Que dit la loi suisse (LPMA) ?
Le parcours PMA est encadré par des réalités juridiques précises. En Suisse, c’est la LPMA (loi sur la procréation médicalement assistée) qui dicte les règles. Souvent jugée restrictive par le passé, la législation helvétique a pourtant connu une évolution majeure ces dernières années. Qu’est-ce qui est réellement possible sur le sol suisse aujourd’hui et quelles sont les limites qui poussent encore certaines femmes à traverser la frontière ? Faisons le point.
Techniques de base : qui y a droit ?
En Suisse, l’accès aux techniques de PMA (insémination artificielle, FIV, ICSI) est ouvert aux couples hétérosexuels mariés ou en concubinage, ainsi qu’aux couples de femmes mariées (depuis l’entrée en vigueur du Mariage pour tous en 2022).
Point important : La loi exige que le couple soit marié pour pouvoir bénéficier d’un don de sperme. Les femmes célibataires n’ont, pour l’instant, pas accès à la PMA sur le sol helvétique.
Diagnostic pré-implantatoire (DPI)
C'est le grand tournant de la médecine de la fertilité en Suisse. Depuis la révision de la loi en 2017, les centres de fertilité romands ont vu leurs possibilités techniques s'élargir considérablement :
❂ Développement des embryons : Il est désormais permis de développer jusqu'à 12 embryons par cycle de traitement, contre 3 auparavant. Cette marge permet aux laboratoires de pratiquer la culture prolongée jusqu'au stade de blastocyste (généralement à J5 ou J6) afin de sélectionner l’embryon ayant les meilleures chances d’implantation, tout en évitant les risques liés aux transferts multiples.
❂ DPI/PGT-A : Il est à présent légal d'analyser le profil génétique des embryons avant le transfert, mais la loi encadre cela strictement.
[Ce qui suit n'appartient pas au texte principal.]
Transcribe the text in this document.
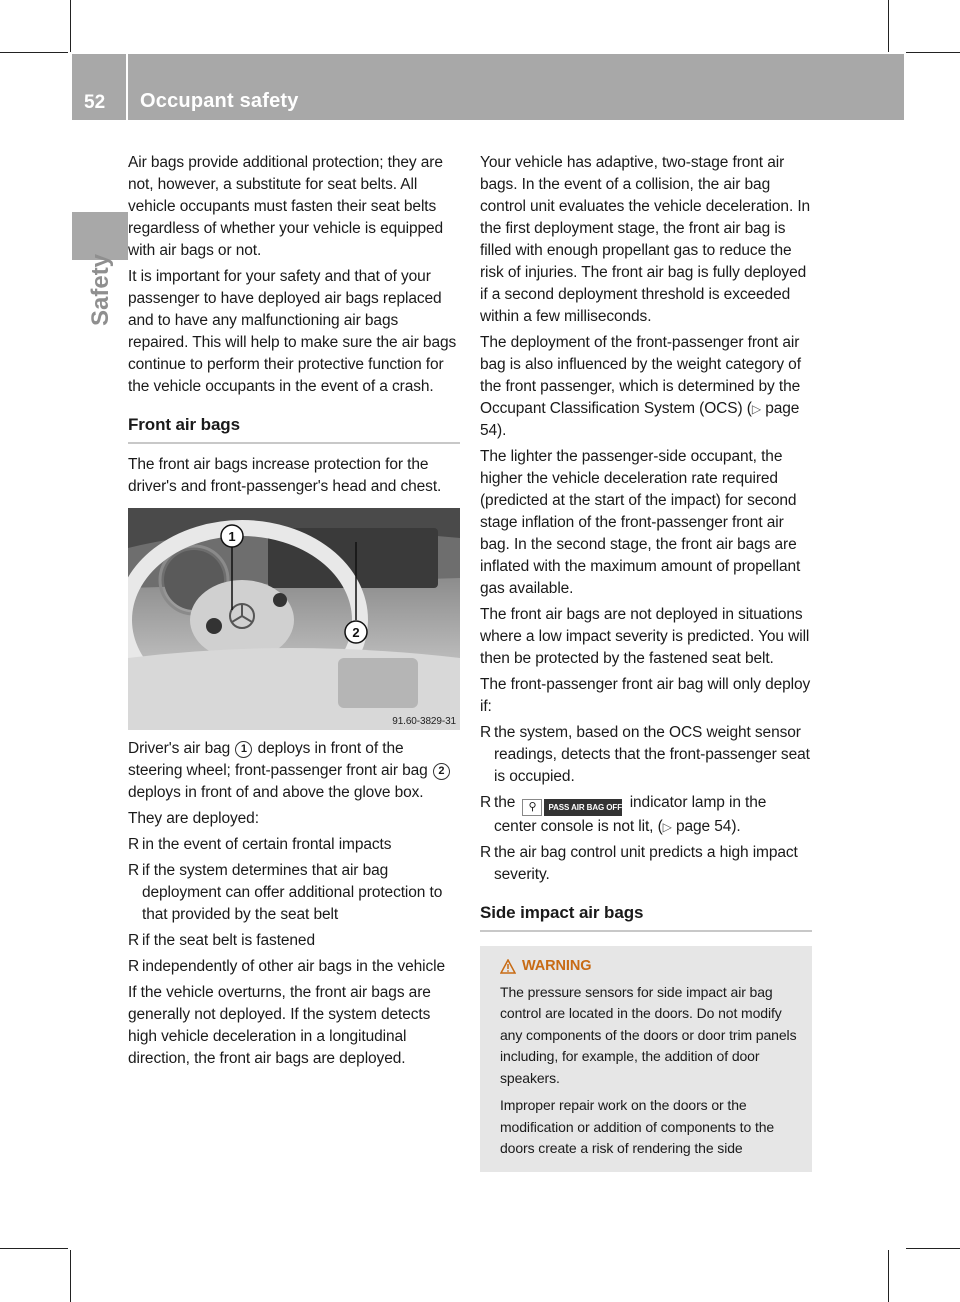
52	Occupant safety
Safety

Air bags provide additional protection; they are not, however, a substitute for seat belts. All vehicle occupants must fasten their seat belts regardless of whether your vehicle is equipped with air bags or not.

It is important for your safety and that of your passenger to have deployed air bags replaced and to have any malfunctioning air bags repaired. This will help to make sure the air bags continue to perform their protective function for the vehicle occupants in the event of a crash.

Front air bags

The front air bags increase protection for the driver's and front-passenger's head and chest.

1
2
91.60-3829-31

Driver's air bag 1 deploys in front of the steering wheel; front-passenger front air bag 2 deploys in front of and above the glove box.

They are deployed:

R in the event of certain frontal impacts
R if the system determines that air bag deployment can offer additional protection to that provided by the seat belt
R if the seat belt is fastened
R independently of other air bags in the vehicle

If the vehicle overturns, the front air bags are generally not deployed. If the system detects high vehicle deceleration in a longitudinal direction, the front air bags are deployed.

Your vehicle has adaptive, two-stage front air bags. In the event of a collision, the air bag control unit evaluates the vehicle deceleration. In the first deployment stage, the front air bag is filled with enough propellant gas to reduce the risk of injuries. The front air bag is fully deployed if a second deployment threshold is exceeded within a few milliseconds.

The deployment of the front-passenger front air bag is also influenced by the weight category of the front passenger, which is determined by the Occupant Classification System (OCS) (▷ page 54).

The lighter the passenger-side occupant, the higher the vehicle deceleration rate required (predicted at the start of the impact) for second stage inflation of the front-passenger front air bag. In the second stage, the front air bags are inflated with the maximum amount of propellant gas available.

The front air bags are not deployed in situations where a low impact severity is predicted. You will then be protected by the fastened seat belt.

The front-passenger front air bag will only deploy if:

R the system, based on the OCS weight sensor readings, detects that the front-passenger seat is occupied.
R the	⚲	PASS AIR BAG OFF indicator lamp in the center console is not lit, (▷ page 54).
R the air bag control unit predicts a high impact severity.
Side impact air bags
WARNING

The pressure sensors for side impact air bag control are located in the doors. Do not modify any components of the doors or door trim panels including, for example, the addition of door speakers.

Improper repair work on the doors or the modification or addition of components to the doors create a risk of rendering the side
Ces tests, qu’il s’agisse du DPI pour exclure une maladie héréditaire grave ou du PGT-A pour vérifier le nombre de chromosomes, sont réservés aux couples pour qui il existe un risque concret que l’embryon ne se développe pas. En Suisse, ce dépistage est donc soumis à des indications médicales précises. Il est notamment proposé en cas d’âge maternel avancé, d’antécédents de pertes de grossesse répétées ou d’échecs d’implantation multiples.
Conservation : congélation (vitrification)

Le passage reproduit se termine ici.